Es una posibilidad abierta si no
cae en las orejas y las manos de la medicina, la neurobiología, la
biopolítica o el conductismo que hegemonizan el modo de la técnica
contemporánea y privilegian, con algún propósito que no viene al caso,
su alianza con la industria farmacéutica. El mercado del autista
contemporáneo lo quiere educado como muñeco y consumidor, antes que
aquel clásico capaz de rechazar todo lazo y mortificarse. El autista es
hijo de unos padres desorientados que en casa tienen un problema y que
para terminarlo, si es imprescindible, si es por su bien, será objeto de
reeducaciones, manipulaciones, invasiones, adiestramientos,
tratamientos electroconvulsivos, cargas de neurolépticos. Se fracasará
pero se volverá a intentar. Aquellos que se espantaban de los campos de
reeducación ideológica de Pol Pot en Camboya no tienen idea de lo que
sucede en los laboratorios occidentales
. Alguien vuela sobre el nido del cuco y recuerda al Kaspar Hauser de Herzog.
Eso es lo que está pasando en la actualidad, en los tiempos hipermodernos.
Dice
el psicoanalista francés Guy Briole: “En la aceleración actual (…) todo
es aplicable inmediatamente y sometido al dictado de la evaluación y la
rentabilidad. Este desplazamiento del lugar político, sociológico,
filosófico y cultural donde se piensan los proyectos para el hombre de
mañana hacia la racionalización fría del ingeniero y del economista, es
lo determinante. Pretenden remodelar la sociedad y los hombres que la
componen a partir de los progresos científicos considerados, ellos
mismos, según criterios de rentabilidad”.
Esto es: aplastar la
singularidad del autista por una protocolización evaluativa,
normativizante, universal y pedagógica.
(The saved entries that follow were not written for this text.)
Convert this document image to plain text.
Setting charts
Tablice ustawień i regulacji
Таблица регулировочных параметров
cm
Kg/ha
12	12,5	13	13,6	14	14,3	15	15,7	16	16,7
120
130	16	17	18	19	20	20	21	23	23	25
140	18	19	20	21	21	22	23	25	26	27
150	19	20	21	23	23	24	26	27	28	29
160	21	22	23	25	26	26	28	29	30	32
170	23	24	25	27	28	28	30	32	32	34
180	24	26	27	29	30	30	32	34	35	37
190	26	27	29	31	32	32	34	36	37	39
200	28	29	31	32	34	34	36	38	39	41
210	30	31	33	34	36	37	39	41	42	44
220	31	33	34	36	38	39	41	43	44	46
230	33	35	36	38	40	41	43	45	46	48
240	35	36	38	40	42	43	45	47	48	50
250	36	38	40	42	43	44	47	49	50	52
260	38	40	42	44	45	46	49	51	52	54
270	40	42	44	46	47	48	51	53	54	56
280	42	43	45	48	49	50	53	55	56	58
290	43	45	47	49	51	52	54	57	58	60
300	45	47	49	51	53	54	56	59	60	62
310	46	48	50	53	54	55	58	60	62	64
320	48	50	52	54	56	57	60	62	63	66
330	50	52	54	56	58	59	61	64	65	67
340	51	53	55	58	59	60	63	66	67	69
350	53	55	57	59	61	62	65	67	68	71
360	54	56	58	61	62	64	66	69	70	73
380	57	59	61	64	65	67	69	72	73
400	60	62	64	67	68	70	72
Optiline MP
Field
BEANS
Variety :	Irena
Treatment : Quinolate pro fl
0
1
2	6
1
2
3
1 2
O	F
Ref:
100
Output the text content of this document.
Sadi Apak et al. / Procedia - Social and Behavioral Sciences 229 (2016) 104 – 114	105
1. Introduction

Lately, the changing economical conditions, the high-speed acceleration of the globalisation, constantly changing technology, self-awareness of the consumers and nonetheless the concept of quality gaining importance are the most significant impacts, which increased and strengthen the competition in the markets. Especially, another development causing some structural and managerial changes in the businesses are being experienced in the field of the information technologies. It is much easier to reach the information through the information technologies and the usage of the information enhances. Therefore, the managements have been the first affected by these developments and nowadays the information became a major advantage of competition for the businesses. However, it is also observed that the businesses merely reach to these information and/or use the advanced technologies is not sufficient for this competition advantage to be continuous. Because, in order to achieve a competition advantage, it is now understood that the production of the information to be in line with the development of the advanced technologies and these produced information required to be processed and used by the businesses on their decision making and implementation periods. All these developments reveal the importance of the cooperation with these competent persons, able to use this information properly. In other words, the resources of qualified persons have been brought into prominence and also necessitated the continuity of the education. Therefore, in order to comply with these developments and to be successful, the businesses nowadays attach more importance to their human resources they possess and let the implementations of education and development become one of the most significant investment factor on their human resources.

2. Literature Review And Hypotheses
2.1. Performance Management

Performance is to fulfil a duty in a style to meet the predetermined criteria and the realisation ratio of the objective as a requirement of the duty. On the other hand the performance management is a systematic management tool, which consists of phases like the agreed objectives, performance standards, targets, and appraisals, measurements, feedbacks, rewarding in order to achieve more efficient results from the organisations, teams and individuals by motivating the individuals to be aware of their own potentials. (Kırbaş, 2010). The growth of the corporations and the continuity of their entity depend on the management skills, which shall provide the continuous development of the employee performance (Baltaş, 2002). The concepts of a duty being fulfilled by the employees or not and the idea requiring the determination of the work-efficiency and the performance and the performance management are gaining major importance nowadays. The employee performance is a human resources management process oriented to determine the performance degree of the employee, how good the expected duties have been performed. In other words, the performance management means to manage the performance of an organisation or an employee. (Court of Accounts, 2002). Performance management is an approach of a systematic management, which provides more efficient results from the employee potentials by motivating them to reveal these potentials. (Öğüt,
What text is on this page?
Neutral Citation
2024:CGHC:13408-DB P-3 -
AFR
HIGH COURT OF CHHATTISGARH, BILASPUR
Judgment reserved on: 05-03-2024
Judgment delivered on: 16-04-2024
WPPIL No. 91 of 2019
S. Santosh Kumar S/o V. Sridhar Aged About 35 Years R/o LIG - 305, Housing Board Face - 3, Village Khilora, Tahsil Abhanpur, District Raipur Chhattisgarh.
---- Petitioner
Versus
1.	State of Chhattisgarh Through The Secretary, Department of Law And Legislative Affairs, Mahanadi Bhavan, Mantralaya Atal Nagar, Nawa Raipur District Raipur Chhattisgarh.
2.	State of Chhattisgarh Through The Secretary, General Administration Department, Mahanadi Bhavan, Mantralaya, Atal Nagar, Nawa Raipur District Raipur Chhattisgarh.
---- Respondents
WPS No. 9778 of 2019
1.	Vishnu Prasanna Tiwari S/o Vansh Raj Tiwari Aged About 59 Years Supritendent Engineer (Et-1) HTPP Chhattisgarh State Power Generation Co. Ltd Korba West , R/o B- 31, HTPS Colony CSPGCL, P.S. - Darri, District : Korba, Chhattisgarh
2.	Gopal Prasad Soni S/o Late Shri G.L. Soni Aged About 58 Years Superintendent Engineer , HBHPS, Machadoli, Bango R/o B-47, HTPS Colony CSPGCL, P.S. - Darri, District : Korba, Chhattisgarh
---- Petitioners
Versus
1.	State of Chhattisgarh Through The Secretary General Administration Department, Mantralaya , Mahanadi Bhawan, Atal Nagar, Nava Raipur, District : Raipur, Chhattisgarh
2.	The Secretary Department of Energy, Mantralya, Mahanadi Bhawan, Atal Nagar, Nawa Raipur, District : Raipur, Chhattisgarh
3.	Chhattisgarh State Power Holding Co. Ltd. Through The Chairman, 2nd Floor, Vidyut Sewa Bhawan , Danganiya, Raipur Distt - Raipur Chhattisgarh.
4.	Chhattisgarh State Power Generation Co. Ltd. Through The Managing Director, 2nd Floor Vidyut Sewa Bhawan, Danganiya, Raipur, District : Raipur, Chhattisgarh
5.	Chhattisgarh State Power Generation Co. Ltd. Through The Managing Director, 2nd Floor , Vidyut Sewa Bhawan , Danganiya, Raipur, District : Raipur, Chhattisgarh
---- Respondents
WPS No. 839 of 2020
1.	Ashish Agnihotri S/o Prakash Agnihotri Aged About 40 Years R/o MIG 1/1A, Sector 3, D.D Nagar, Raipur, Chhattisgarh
El autista es imposible de
pedagogizar hasta cierto punto. Luego, será, como escribió Jean-Luc
Milner, una cosa más entre las millones de cosas que lo rodean.
¿Qué
buscan los psiquiatras, psicólogos y médicos operadores del mercado?
Según Briole, “identificar cohortes biológicas y crear grupos más
homogéneos basados en aspectos seleccionados. Entienden por ello
criterios bioquímicos, genéticos, histológicos, neuroradiológicos y
cognitivos, así como una pertinencia de las comorbilidades del autismo
con la epilepsia, las miopatías y otras enfermedades muy poco
frecuentes”.
El autismo es manos del cognitivismo, según Eric
Laurent, lo único que trajo “es la multiplicación por diez del número de
casos en veinte años”, sin olvidar que “dicha categoría se funda en
hipótesis que los últimos veinticinco años no han permitido confirmar de
ninguna manera”, dice el psicoanalista desde París.
Gabriela Grinbaum, psicoanalista argentina y co-directora de la publicación
Registros,
en cambio, no cree que haya “más autistas en la actualidad, pero es
cierto que bajo la nosografía impuesta por el DSM, el Trastorno general
del desarrollo, conocido como TGD, no sólo recae sobre los niños
autistas o psicóticos sino que es diagnosticado de la misma manera todo
niño con problemas de conducta más severos: de agresividad, cambios de
humor, los que no se adaptan al colegio, es decir, los que no encajan,
los que salen de la media. Y como el TGD es una etiqueta multiuso, da la
impresión que hay más. Y el resto padece ADD, déficit atencional. Y la
ritalina es moneda frecuente”.
Su colega, Luján Iuale, autora de
Detrás del espejo
(Letra Viva), no la desmiente: “Hay un avance cada vez mayor respecto a
la medicalización y patologización de los niños. Este problema no es
exclusivo de los autistas. Sí, cada vez más se presenta a estos niños,
desde la perspectiva del déficit, que trae como correlato la idea de
medicar para “regular”, y de re-educar y re-habilitar lo disfuncional
con fines adaptativos, desconociendo que más allá de lo que está
perturbado en cada ser hablante, estos niños presentan modos
particulares de producción subjetiva. Lamentablemente la dupla
TCC-fármaco intenta imponerse como paradigma científico, desconociendo
la importancia del trabajo psíquico como motor. No me cabe duda que el
avance de esta dupla responde además a fuertes intereses económicos.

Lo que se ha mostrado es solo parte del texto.